The Golden Path

The Golden Path

September is an important month as investors look to expectations for the end of this year and the prospects for the year to come.  At the beginning of the year we said that we thought that we had taken the blows on inflation, interest rates and valuations, and that this would be the year in which we would see normalised interest rates for the first time since the global financial crisis.  With US 10 year rates now at 4.3% we have reached that important milestone.

Austin Goolsby, the economist and president of the Chicago Federal Reserve Bank, has managed to coin a new term to describe what we think:  Goldilocks is the typical expression for an economy in which growth and inflation are neither too hot nor too cold but just right.  The golden ratio has been a measure of harmony since antiquity. 

In an interview last week, Goolsby spoke about his view that the economy was on a golden path in which inflation would fall but recession would be avoided. He said that monetary policy was working and that the Fed was “nearing a point when it is not a matter of raising rates but how long to keep them high.”  Goolsby referred to a study by economists at the Chicago Fed stating that “the policy tightening that the Fed has already done is sufficient to bring inflation back near the Fed’s target by middle of 2024 while avoiding a recession.”  You can read the study on the Chicago Fed’s website here. 

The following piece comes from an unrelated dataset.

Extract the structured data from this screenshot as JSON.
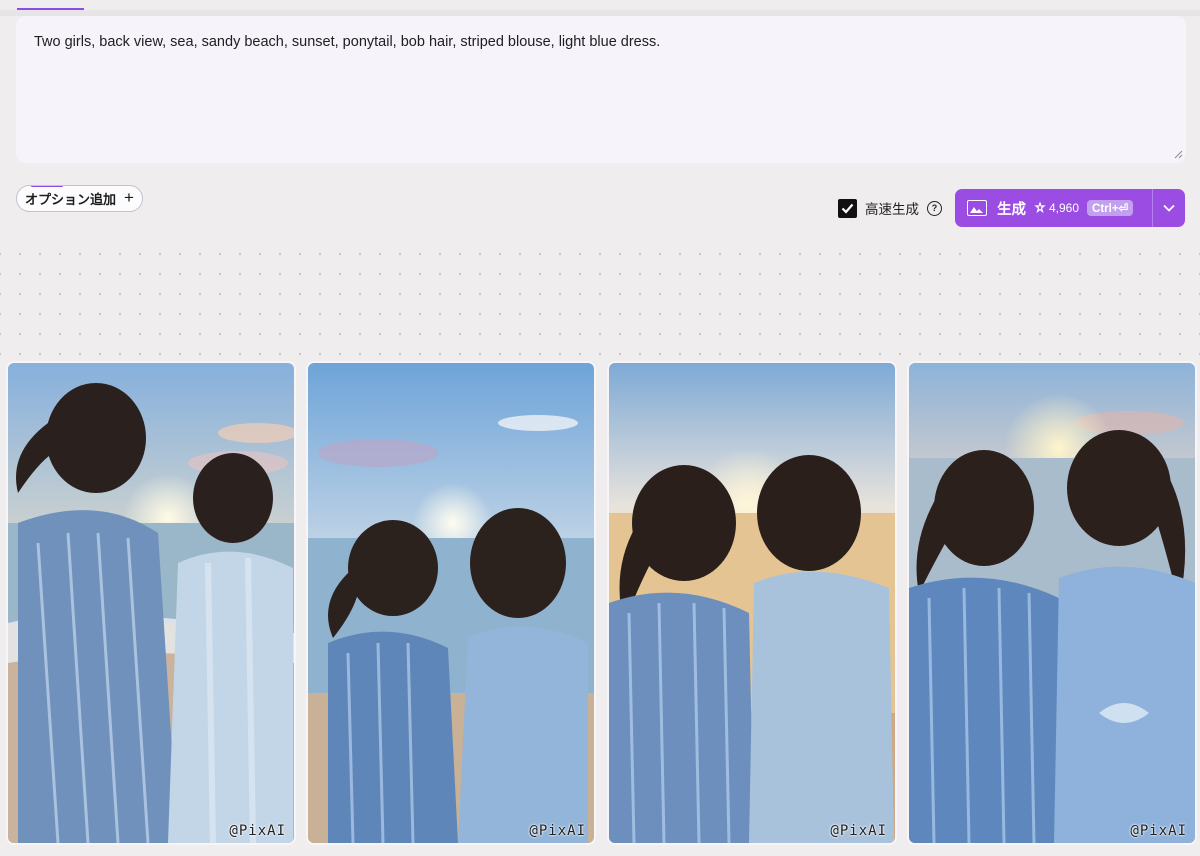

https://www.chicagofed.org/publications/chicago-fed-letter/2023/483

Whether it is Goldilocks or the golden path, we think that the underlying economy and in particular the quality companies we invest in are well positioned and will weather the challenges from higher interest rates.  Resilience is an important attribute of quality and it is what we are expecting from our companies.  They benefit from many important drivers of economic growth and investment, including the need to renew the public and private infrastructure in the United States, Europe and elsewhere; the need to invest in energy transition, water management and other improve public utilities; and the need to increase computing capacity for accelerated computing as artificial intelligence, the metaverse and the internet of things change the course of the digital economy.